The Data61 Cloud Undo Tool allows you to rollback inadvertent changes you made to resources on Amazon Web Services (AWS) EC2, Auto-scaling, etc. It comes as an extension to the AWS command line tools and can be downloaded for free!
Simply type “aws-checkpoint” before making changes, then do what you need to do, and then decide: if the state of your cloud resources is as you wanted and everything works fine, type “aws-commit”; if not, type “aws-rollback” to go back to the checkpointed state. Read more…
Based on fundamental research we analyzed what can be undone, and devised a formal proof to that end. Using these research results, we implemented the Undoability Checker, a tool that can automatically analyze which aspects of your cloud resources can be undone, and which cannot.
This tool allows you to “undo” changes you made to certain resources on Amazon Web Services (AWS) Elastic Compute Cloud (EC2). For this purpose, you can record a “checkpoint,” usually a state in which everything is working fine. Then you make the changes you want to make (the “do” part). If the results are what you wanted, you can “commit” your changes; if anything went wrong or the results aren’t what you hoped for, you can “rollback” (or “undo”) the changes, which brings your system back to the checkpoint.
The tool is for AWS EC2 users who control their EC2 resources primarily through the command line tools offered by Amazon.
Once you installed the Data61 Cloud Undo Tool, all EC2 commands should behave as usual (given you only use the command line tools). In addition, the undo tool gives you four new commands: aws-checkpoint, aws-commit, aws-rollback, and aws-undelete.
One important thing to note: if the Data61 Cloud Undo Tool is installed, and a checkpoint has been set, “delete” commands are turned into “pseudo-deletes”. That means, the undo tool only deletes resources logically when you issue the delete command. Otherwise, rollback wouldn’t be possible. Of course that means you will be billed for these resources, until you issue an “aws-commit” command – at that point the resources will actually be deleted. Therefore you should consider how much time you take before issuing a commit/rollback command, since the meter is ticking, so to say.

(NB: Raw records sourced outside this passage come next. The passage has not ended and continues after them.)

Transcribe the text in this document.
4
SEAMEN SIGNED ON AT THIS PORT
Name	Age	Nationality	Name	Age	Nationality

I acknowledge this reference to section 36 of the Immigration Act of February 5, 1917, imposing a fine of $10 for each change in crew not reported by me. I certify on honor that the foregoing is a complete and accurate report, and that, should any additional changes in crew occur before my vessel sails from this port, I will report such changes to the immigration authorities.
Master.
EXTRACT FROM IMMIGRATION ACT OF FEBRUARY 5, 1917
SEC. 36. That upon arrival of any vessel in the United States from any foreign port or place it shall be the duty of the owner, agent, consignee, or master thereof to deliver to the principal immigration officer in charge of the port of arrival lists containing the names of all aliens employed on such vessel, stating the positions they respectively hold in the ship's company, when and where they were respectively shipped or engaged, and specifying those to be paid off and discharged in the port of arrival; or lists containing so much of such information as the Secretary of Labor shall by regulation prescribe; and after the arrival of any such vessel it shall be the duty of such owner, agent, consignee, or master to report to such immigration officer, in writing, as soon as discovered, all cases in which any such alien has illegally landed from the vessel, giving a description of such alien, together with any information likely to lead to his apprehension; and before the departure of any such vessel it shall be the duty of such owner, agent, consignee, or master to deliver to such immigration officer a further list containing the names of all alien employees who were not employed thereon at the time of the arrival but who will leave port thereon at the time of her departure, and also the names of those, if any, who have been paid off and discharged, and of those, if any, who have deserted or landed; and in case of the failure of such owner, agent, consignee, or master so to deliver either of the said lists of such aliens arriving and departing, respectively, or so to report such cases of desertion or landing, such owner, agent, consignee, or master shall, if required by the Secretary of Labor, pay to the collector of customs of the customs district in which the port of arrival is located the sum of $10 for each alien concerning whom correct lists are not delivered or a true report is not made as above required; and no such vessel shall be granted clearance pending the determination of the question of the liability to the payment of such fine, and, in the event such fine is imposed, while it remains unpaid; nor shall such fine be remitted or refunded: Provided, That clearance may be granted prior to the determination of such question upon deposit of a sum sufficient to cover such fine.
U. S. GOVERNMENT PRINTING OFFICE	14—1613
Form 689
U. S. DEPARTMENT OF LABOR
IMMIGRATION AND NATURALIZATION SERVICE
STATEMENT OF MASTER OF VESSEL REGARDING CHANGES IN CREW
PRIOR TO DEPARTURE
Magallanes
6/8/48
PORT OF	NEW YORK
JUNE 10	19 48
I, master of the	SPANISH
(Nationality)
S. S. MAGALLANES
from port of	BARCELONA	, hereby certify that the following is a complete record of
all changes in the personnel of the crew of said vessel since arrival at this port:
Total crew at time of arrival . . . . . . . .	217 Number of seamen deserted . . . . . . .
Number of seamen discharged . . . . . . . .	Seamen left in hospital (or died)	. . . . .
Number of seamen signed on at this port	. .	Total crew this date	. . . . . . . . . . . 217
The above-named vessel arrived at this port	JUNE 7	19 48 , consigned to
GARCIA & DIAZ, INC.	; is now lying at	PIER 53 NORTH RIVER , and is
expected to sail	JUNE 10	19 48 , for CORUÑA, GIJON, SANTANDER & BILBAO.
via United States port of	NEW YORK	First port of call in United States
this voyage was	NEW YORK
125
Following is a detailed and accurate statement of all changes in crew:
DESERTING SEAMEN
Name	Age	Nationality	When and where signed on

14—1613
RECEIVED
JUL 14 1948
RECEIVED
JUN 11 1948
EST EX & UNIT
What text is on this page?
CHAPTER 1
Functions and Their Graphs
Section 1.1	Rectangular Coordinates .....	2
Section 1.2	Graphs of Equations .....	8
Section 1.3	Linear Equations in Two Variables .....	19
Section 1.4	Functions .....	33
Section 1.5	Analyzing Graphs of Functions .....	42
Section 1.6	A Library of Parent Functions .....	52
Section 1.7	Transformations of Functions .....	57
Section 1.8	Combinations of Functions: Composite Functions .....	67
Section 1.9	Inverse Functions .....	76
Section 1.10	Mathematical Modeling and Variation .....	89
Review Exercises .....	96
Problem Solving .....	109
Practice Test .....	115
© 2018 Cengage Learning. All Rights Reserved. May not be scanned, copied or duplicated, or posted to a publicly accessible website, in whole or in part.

On the other hand, pseudo-delete means that resources may not be visible from the command line, but will be visible from the EC2 Web console – after all, the undo tool can only affect things under its control, i.e., commands on the command line.
The implementation covers the following resource types:
The tool may still contain bugs, so be careful when handling important resources.
The undo tool is the result of research efforts by Data61. Several research publications describe the workings of the tool in detail, and are available from the downloads page.
In short, rollback in the tool works as follows. The tool captures the state of cloud resources when tasked with a checkpoint and a rollback command, and records these states locally. The checkpointed state and the current state are translated to a formal language from AI Planning, named Planning Domain Definition Language (PDDL). These state representations are handed to an AI Planner (namely the FastForward planner by Joerg Hoffmann), together with a PDDL model of the commands available on EC2. The planner then generates an undo plan, i.e., a sequence of actions which, when executed, brings the system back to the checkpoint.
The undo tool also records which resources are logically deleted. When tasked to “commit”, the tool deletes these resources on EC2. Therefore, before committing, undelete is available as a command.
One of the pieces of research conducted looked at the undoability of all commands in the formal model, i.e., the degree to which the commands may have side-effects which cannot be undone by any other command. This is described in the respective publications available from the downloads page. If you are interested in the formal guarantees (and their limitations), please refer to these publications.
In essence, most things can be undone – if one abstracts from things like public DNS names, internal IP addresses, and startup timestamps. These exceptions change invariably when stopping instances (virtual machines) on EC2. This brief summary can, however, not do the details of our analysis justice – so if the details are of importance to you, please have a look at the publications.